ホトケの顔も三度まで

ノンフィクション作家、探検家角幡唯介のブログ

北西航路の資料などなど

2010年10月10日 11時52分59秒 | 雑記
二週間ほどかけてウッドマン「フランクリンの謎を解く」という英書を読む。19世紀中頃、北極の北西航路探検に出かけ、129人が行方不明となった極地探検史上最大の謎、フランクリン隊のミステリーを、イヌイットの当時の目撃証言や間接情報を再構成して解き明かすという内容だ。

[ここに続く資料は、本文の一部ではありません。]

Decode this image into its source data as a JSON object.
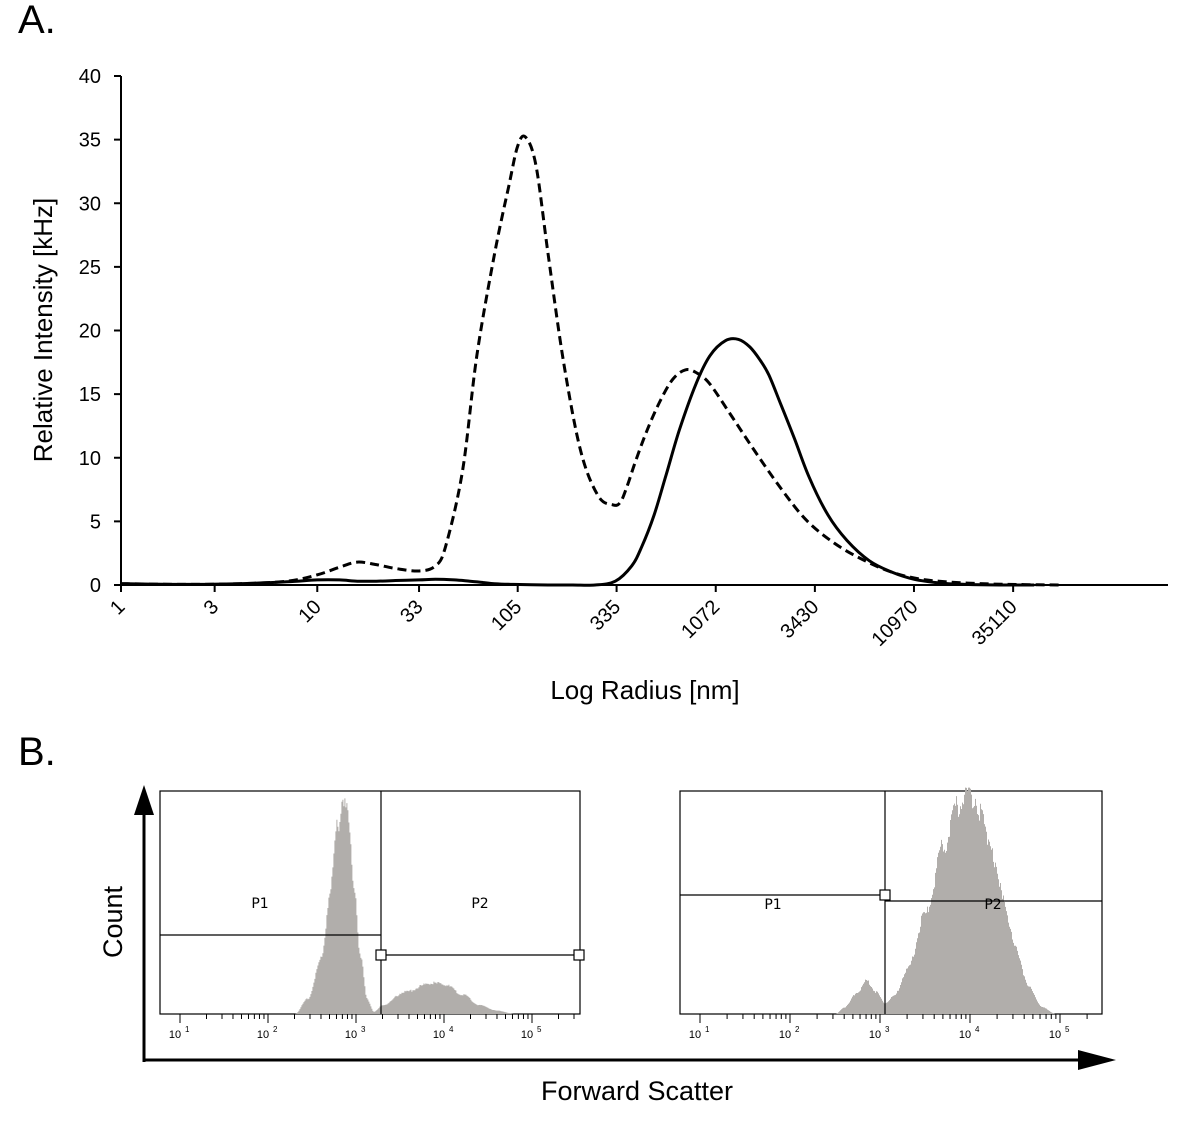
{
  "panel_a_label": "A.",
  "panel_b_label": "B.",
  "chart_data": [
    {
      "type": "line",
      "xscale": "log",
      "xlabel": "Log Radius [nm]",
      "ylabel": "Relative Intensity [kHz]",
      "ylim": [
        0,
        40
      ],
      "yticks": [
        0,
        5,
        10,
        15,
        20,
        25,
        30,
        35,
        40
      ],
      "xticks": [
        "1",
        "3",
        "10",
        "33",
        "105",
        "335",
        "1072",
        "3430",
        "10970",
        "35110"
      ],
      "series": [
        {
          "name": "dashed",
          "style": "dashed",
          "x": [
            1,
            2,
            4,
            7,
            10,
            13,
            16,
            20,
            25,
            33,
            40,
            45,
            55,
            65,
            80,
            95,
            105,
            115,
            130,
            150,
            180,
            220,
            270,
            320,
            350,
            380,
            420,
            480,
            560,
            650,
            750,
            850,
            1000,
            1300,
            1700,
            2300,
            3100,
            4300,
            6000,
            8500,
            12000,
            18000,
            27000,
            40000,
            60000
          ],
          "y": [
            0.1,
            0.05,
            0.1,
            0.3,
            0.8,
            1.4,
            1.8,
            1.6,
            1.3,
            1.1,
            1.5,
            3.0,
            9.0,
            18.0,
            26.0,
            31.5,
            34.5,
            35.2,
            33.0,
            26.0,
            17.5,
            10.5,
            7.0,
            6.3,
            6.5,
            7.8,
            9.8,
            12.2,
            14.5,
            16.2,
            16.9,
            16.7,
            15.8,
            13.2,
            10.5,
            7.6,
            5.1,
            3.3,
            2.0,
            1.0,
            0.45,
            0.2,
            0.08,
            0.03,
            0.0
          ]
        },
        {
          "name": "solid",
          "style": "solid",
          "x": [
            1,
            2,
            4,
            7,
            10,
            13,
            16,
            20,
            25,
            33,
            40,
            50,
            60,
            70,
            80,
            100,
            150,
            200,
            260,
            330,
            400,
            450,
            520,
            600,
            700,
            850,
            1000,
            1200,
            1400,
            1600,
            1800,
            2000,
            2300,
            2700,
            3200,
            4000,
            5000,
            6500,
            8500,
            11000,
            15000,
            20000,
            30000,
            45000
          ],
          "y": [
            0.1,
            0.05,
            0.1,
            0.25,
            0.4,
            0.4,
            0.3,
            0.3,
            0.35,
            0.4,
            0.45,
            0.4,
            0.3,
            0.2,
            0.1,
            0.05,
            0.0,
            0.0,
            0.0,
            0.3,
            1.5,
            3.0,
            5.5,
            8.7,
            12.2,
            15.8,
            18.0,
            19.2,
            19.3,
            18.7,
            17.7,
            16.5,
            14.2,
            11.5,
            8.5,
            5.5,
            3.5,
            1.9,
            1.0,
            0.45,
            0.15,
            0.05,
            0.0,
            0.0
          ]
        }
      ]
    },
    {
      "type": "histogram",
      "xscale": "log",
      "xlabel": "Forward Scatter",
      "ylabel": "Count",
      "xtick_base": "10",
      "xtick_exps": [
        "1",
        "2",
        "3",
        "4",
        "5"
      ],
      "gates": [
        {
          "label": "P1"
        },
        {
          "label": "P2"
        }
      ],
      "profile": [
        {
          "logx": 2.3,
          "h": 0.0
        },
        {
          "logx": 2.45,
          "h": 0.07
        },
        {
          "logx": 2.6,
          "h": 0.25
        },
        {
          "logx": 2.7,
          "h": 0.55
        },
        {
          "logx": 2.78,
          "h": 0.85
        },
        {
          "logx": 2.85,
          "h": 1.0
        },
        {
          "logx": 2.9,
          "h": 0.9
        },
        {
          "logx": 2.97,
          "h": 0.6
        },
        {
          "logx": 3.05,
          "h": 0.25
        },
        {
          "logx": 3.12,
          "h": 0.07
        },
        {
          "logx": 3.2,
          "h": 0.01
        },
        {
          "logx": 3.3,
          "h": 0.04
        },
        {
          "logx": 3.55,
          "h": 0.1
        },
        {
          "logx": 3.85,
          "h": 0.14
        },
        {
          "logx": 4.0,
          "h": 0.135
        },
        {
          "logx": 4.2,
          "h": 0.09
        },
        {
          "logx": 4.4,
          "h": 0.04
        },
        {
          "logx": 4.6,
          "h": 0.015
        },
        {
          "logx": 4.8,
          "h": 0.0
        }
      ]
    },
    {
      "type": "histogram",
      "xscale": "log",
      "xlabel": "Forward Scatter",
      "ylabel": "Count",
      "xtick_base": "10",
      "xtick_exps": [
        "1",
        "2",
        "3",
        "4",
        "5"
      ],
      "gates": [
        {
          "label": "P1"
        },
        {
          "label": "P2"
        }
      ],
      "profile": [
        {
          "logx": 2.5,
          "h": 0.0
        },
        {
          "logx": 2.6,
          "h": 0.03
        },
        {
          "logx": 2.75,
          "h": 0.1
        },
        {
          "logx": 2.85,
          "h": 0.15
        },
        {
          "logx": 2.95,
          "h": 0.1
        },
        {
          "logx": 3.05,
          "h": 0.05
        },
        {
          "logx": 3.15,
          "h": 0.08
        },
        {
          "logx": 3.3,
          "h": 0.2
        },
        {
          "logx": 3.5,
          "h": 0.45
        },
        {
          "logx": 3.7,
          "h": 0.75
        },
        {
          "logx": 3.85,
          "h": 0.93
        },
        {
          "logx": 3.95,
          "h": 1.0
        },
        {
          "logx": 4.05,
          "h": 0.97
        },
        {
          "logx": 4.2,
          "h": 0.8
        },
        {
          "logx": 4.35,
          "h": 0.55
        },
        {
          "logx": 4.5,
          "h": 0.3
        },
        {
          "logx": 4.65,
          "h": 0.12
        },
        {
          "logx": 4.8,
          "h": 0.03
        },
        {
          "logx": 4.95,
          "h": 0.0
        }
      ]
    }
  ]
}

英書であるというだけではなく、ジグソーパズルのように様々な証言、証拠が複雑に入り組んでいるので、理解するのが大変なことこのうえない。しかし同時にエキサイティングなことこのうえない本でもあった。簡単に説明すると、フランクリン隊の消息を説明するこれまで学説は、彼らの記録が書かれたたった一枚の紙切れに引きずられ、それに矛盾するという理由でイヌイットたちの目撃証言は無視されてきた。しかしウッドマンはイヌイットの証言をつなぎ合わせれば、それまでお互いに一致しなかった物的証拠もつながることを証明し、フランクリン隊の行方を示す新たなストーリーを作りあげた。生き残った最後の数人がどこを目指したのか。最後のシーンは感動的ですらあった。

それにしても毎日のようにアマゾンから資料が届くので恐ろしい。
フランクリン「北極海沿岸への旅」
ギルダー「シュワトゥカ・リサーチ」
シュワトゥカ「フランクリンを探して」
ラスムッセン「北極アメリカ横断」
マクリントック「フォックス号の航海」
バック「北極圏内陸探検記」
といった未読の英書が現在、目の前に山積みされていて、おまけにその倍以上の本がこれから届く。好きでやっていることなので、しょうがないが、さすがにうんざりする。